This week, we’re looking at a few new and interesting papers from the leading economic history journals. A’Hearn et al examine the difficulties with using age heaping as a measure of numeracy; Allen and Heldring model the ninth-century abandonment of Southern Mesopotamia; and Cogneau et al develop a database for studying the fiscal capacity of twentieth-century French imperial governments.
Rethinking age heaping: a cautionary tale from nineteenth-century Italy
Brian A'Hearn, Alexia Delfino, Alessandro Nuvolari | Economic History Review
Economic historians have recently taken to using age heaping—the over-representation of round numbers in census data—as an alternative measure of human capital, such as the “quantitative sophistication of a population.”1 This survey, focusing on nineteenth-century Italian records, points out some potential problems with the relationship between numeracy and age heaping. First, heaping may inaccurately reflect individual’s knowledge of their ages. Second, and more importantly, ignorance of age may not entail innumeracy; statistical collection by the government was poorly funded, while cultural factors may have either made individuals indifferent to age or interested in distorting the data. Thus age heaping indicates not only paucities of basic numeracy but also modernization (the growth of state capacity) and cultural change (individualism and honesty).

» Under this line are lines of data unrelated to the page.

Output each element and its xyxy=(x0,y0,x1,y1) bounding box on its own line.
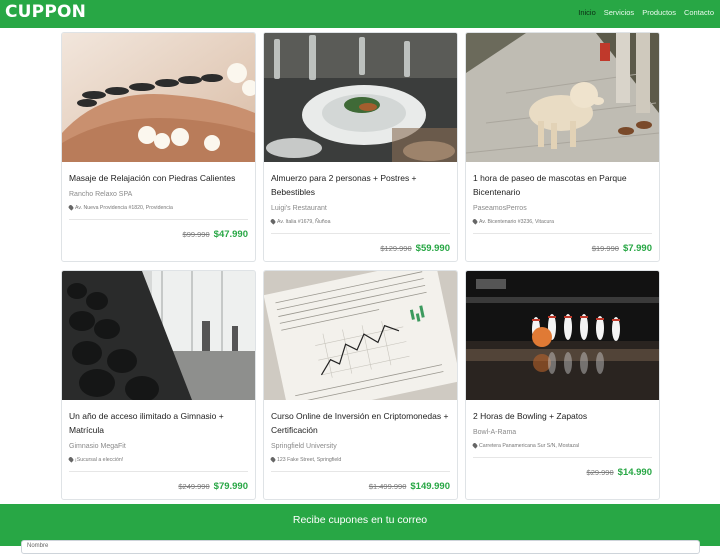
massage-image[interactable] xyxy=(62,33,255,162)
card-title[interactable]: Almuerzo para 2 personas + Postres + Beb… xyxy=(271,171,450,199)
company-name: Springfield University xyxy=(271,443,337,450)
new-price: $47.990 xyxy=(213,229,248,240)
price-block: $129.990 $59.990 xyxy=(380,243,450,254)
top-navbar: CUPPON Inicio Servicios Productos Contac… xyxy=(0,0,720,28)
card-body: Un año de acceso ilimitado a Gimnasio + … xyxy=(67,409,248,499)
new-price: $7.990 xyxy=(622,243,652,254)
gym-image[interactable] xyxy=(62,271,255,400)
newsletter-section: Recibe cupones en tu correo Nombre xyxy=(0,504,720,554)
coupon-card[interactable]: Masaje de Relajación con Piedras Calient… xyxy=(61,32,256,262)
card-title[interactable]: 2 Horas de Bowling + Zapatos xyxy=(473,409,652,423)
divider xyxy=(69,471,248,472)
old-price: $19.990 xyxy=(591,244,619,253)
company-name: Rancho Relaxo SPA xyxy=(69,191,133,198)
company-name: Luigi's Restaurant xyxy=(271,205,327,212)
divider xyxy=(473,233,652,234)
map-pin-icon xyxy=(269,218,277,225)
brand-logo[interactable]: CUPPON xyxy=(5,2,86,22)
divider xyxy=(271,471,450,472)
restaurant-image[interactable] xyxy=(264,33,457,162)
company-name: Gimnasio MegaFit xyxy=(69,443,126,450)
price-block: $29.990 $14.990 xyxy=(587,467,652,478)
newsletter-title: Recibe cupones en tu correo xyxy=(292,514,428,526)
address-line: Av. Bicentenario #3236, Vitacura xyxy=(471,218,554,225)
old-price: $99.990 xyxy=(182,230,210,239)
map-pin-icon xyxy=(67,204,75,211)
nav-item-servicios[interactable]: Servicios xyxy=(604,8,634,17)
company-name: Bowl-A-Rama xyxy=(473,429,517,436)
address-text: ¡Sucursal a elección! xyxy=(75,457,124,463)
coupon-card[interactable]: Curso Online de Inversión en Criptomoned… xyxy=(263,270,458,500)
old-price: $249.990 xyxy=(178,482,210,491)
divider xyxy=(69,219,248,220)
coupon-card[interactable]: 1 hora de paseo de mascotas en Parque Bi… xyxy=(465,32,660,262)
old-price: $1.499.990 xyxy=(368,482,407,491)
map-pin-icon xyxy=(471,218,479,225)
address-text: Av. Bicentenario #3236, Vitacura xyxy=(479,219,554,225)
card-body: Almuerzo para 2 personas + Postres + Beb… xyxy=(269,171,450,261)
card-body: 1 hora de paseo de mascotas en Parque Bi… xyxy=(471,171,652,261)
name-input[interactable]: Nombre xyxy=(21,540,700,554)
card-body: Masaje de Relajación con Piedras Calient… xyxy=(67,171,248,261)
coupon-card[interactable]: 2 Horas de Bowling + Zapatos Bowl-A-Rama… xyxy=(465,270,660,500)
bowling-image[interactable] xyxy=(466,271,659,400)
new-price: $79.990 xyxy=(213,481,248,492)
card-title[interactable]: Curso Online de Inversión en Criptomoned… xyxy=(271,409,450,437)
map-pin-icon xyxy=(269,456,277,463)
address-text: 123 Fake Street, Springfield xyxy=(277,457,342,463)
new-price: $149.990 xyxy=(410,481,450,492)
card-body: Curso Online de Inversión en Criptomoned… xyxy=(269,409,450,499)
old-price: $29.990 xyxy=(586,468,614,477)
card-title[interactable]: Masaje de Relajación con Piedras Calient… xyxy=(69,171,248,185)
coupon-card[interactable]: Un año de acceso ilimitado a Gimnasio + … xyxy=(61,270,256,500)
map-pin-icon xyxy=(67,456,75,463)
address-text: Av. Italia #1679, Ñuñoa xyxy=(277,219,331,225)
card-body: 2 Horas de Bowling + Zapatos Bowl-A-Rama… xyxy=(471,409,652,499)
price-block: $19.990 $7.990 xyxy=(592,243,652,254)
nav-item-contacto[interactable]: Contacto xyxy=(684,8,714,17)
map-pin-icon xyxy=(471,442,479,449)
main-nav: Inicio Servicios Productos Contacto xyxy=(578,8,714,17)
price-block: $99.990 $47.990 xyxy=(183,229,248,240)
price-block: $249.990 $79.990 xyxy=(178,481,248,492)
address-line: Av. Nueva Providencia #1820, Providencia xyxy=(67,204,173,211)
address-line: Av. Italia #1679, Ñuñoa xyxy=(269,218,331,225)
address-text: Carretera Panamericana Sur S/N, Mostazal xyxy=(479,443,580,449)
nav-item-inicio[interactable]: Inicio xyxy=(578,8,596,17)
new-price: $14.990 xyxy=(617,467,652,478)
company-name: PaseamosPerros xyxy=(473,205,527,212)
dog-walk-image[interactable] xyxy=(466,33,659,162)
address-line: 123 Fake Street, Springfield xyxy=(269,456,342,463)
address-text: Av. Nueva Providencia #1820, Providencia xyxy=(75,205,173,211)
price-block: $1.499.990 $149.990 xyxy=(369,481,450,492)
coupon-card[interactable]: Almuerzo para 2 personas + Postres + Beb… xyxy=(263,32,458,262)
nav-item-productos[interactable]: Productos xyxy=(642,8,676,17)
investment-image[interactable] xyxy=(264,271,457,400)
old-price: $129.990 xyxy=(380,244,412,253)
card-title[interactable]: Un año de acceso ilimitado a Gimnasio + … xyxy=(69,409,248,437)
coupon-grid: Masaje de Relajación con Piedras Calient… xyxy=(61,32,660,500)
new-price: $59.990 xyxy=(415,243,450,254)
address-line: ¡Sucursal a elección! xyxy=(67,456,124,463)
divider xyxy=(271,233,450,234)
card-title[interactable]: 1 hora de paseo de mascotas en Parque Bi… xyxy=(473,171,652,199)
address-line: Carretera Panamericana Sur S/N, Mostazal xyxy=(471,442,580,449)
divider xyxy=(473,457,652,458)
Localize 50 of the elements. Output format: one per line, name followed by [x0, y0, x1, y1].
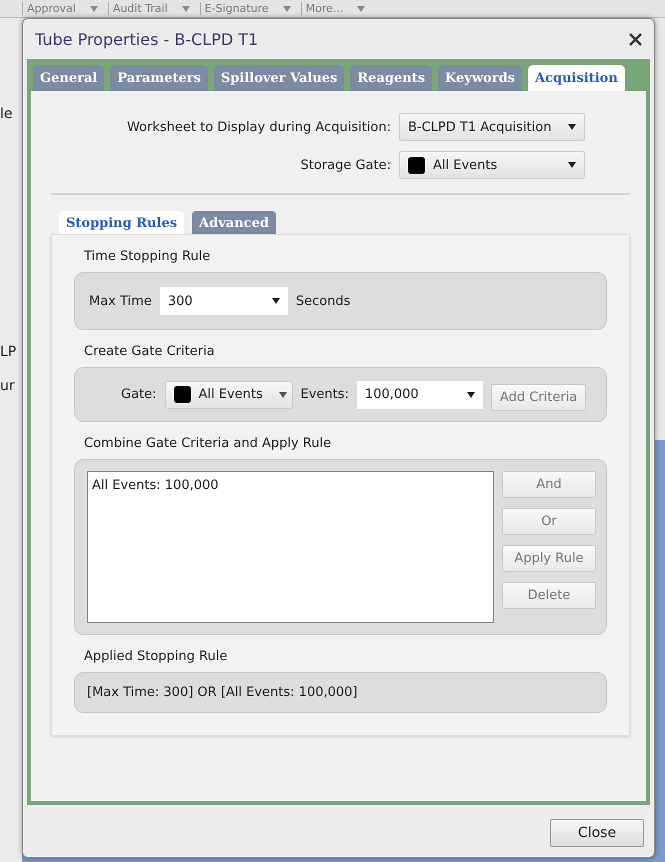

The Collapse of Civilization in Southern Mesopotamia
Robert C. Allen and Leander Heldring | Cliometrica
In the ninth century A.D., the sophisticated agrarian kingdoms of Southern Mesopotamia began a precipitous economic decline that resulted—seven centuries after the founding of Uruk—in the eventual desertion of the region. Allen and Heldring, compiling tax data and calibrating a model of a “hydraulic economy,” argue that this cataclysm was the result of high- and low-level political instability. The succession rules of the Abbasid Caliphate, which gave brothers an equal right to the throne, led to anarchy, civil war, and the collapse of the regime.2 The fiscal demands of the competing factions, meanwhile, resulted in extortionate taxation (through double assessment and direct pillage) in a society where revenue farmers had unlimited rights over the populace. Peasants ceased to pay taxes, and the caliphs in return ceased to maintain the irrigation system that made the region arable.
Fiscal Capacity and Dualism in Colonial States: The French Empire 1830–1962
Denis Cogneau, Yannick Dupraz, Sandrine Mesplé-Somps | Journal of Economic History
A vast literature contests the fiscal capacity of late European imperial regimes, particularly in Africa and South Asia.3 Collecting data from 1,700 primary sources (primarily budgetary extracts), the authors seek to compares these figures with GDP per capita in French colonies to represent “fiscal extraction.” They find that this measure was “high,” amounting to 9 percent of GDP in 1925 and 16 percent in 1955—above the range for contemporary independent states. Moreover, this was characteristic of all twentieth-century colonial governments. Despite their fiscal capacity, however, these regimes—beset by inflated wages—were unable to provide public goods and lacking in administrators. After World War II (the “developmental era”), however, growing fiscal capacity was accompanied by increasing expenditure on health and education, as well as a fourfold leap in primary enrollments.4
Mokyr, J. and Ó Gráda, C., ‘ Emigration and poverty in prefamine Ireland’, Explorations in Economic History, 19 (1982), pp. 360– 84.
A pungent quote: “The top-level institutional failure was applying the succession rule of a desert band to a great empire.”
Refer to Frankema and Booth’s 2019 volume Fiscal Capacity and the Colonial State in Asia and Africa, c. 1850-1960 for an excellent survey.
French subsidies during this period were substantial, amounting to 2.7% of GDP.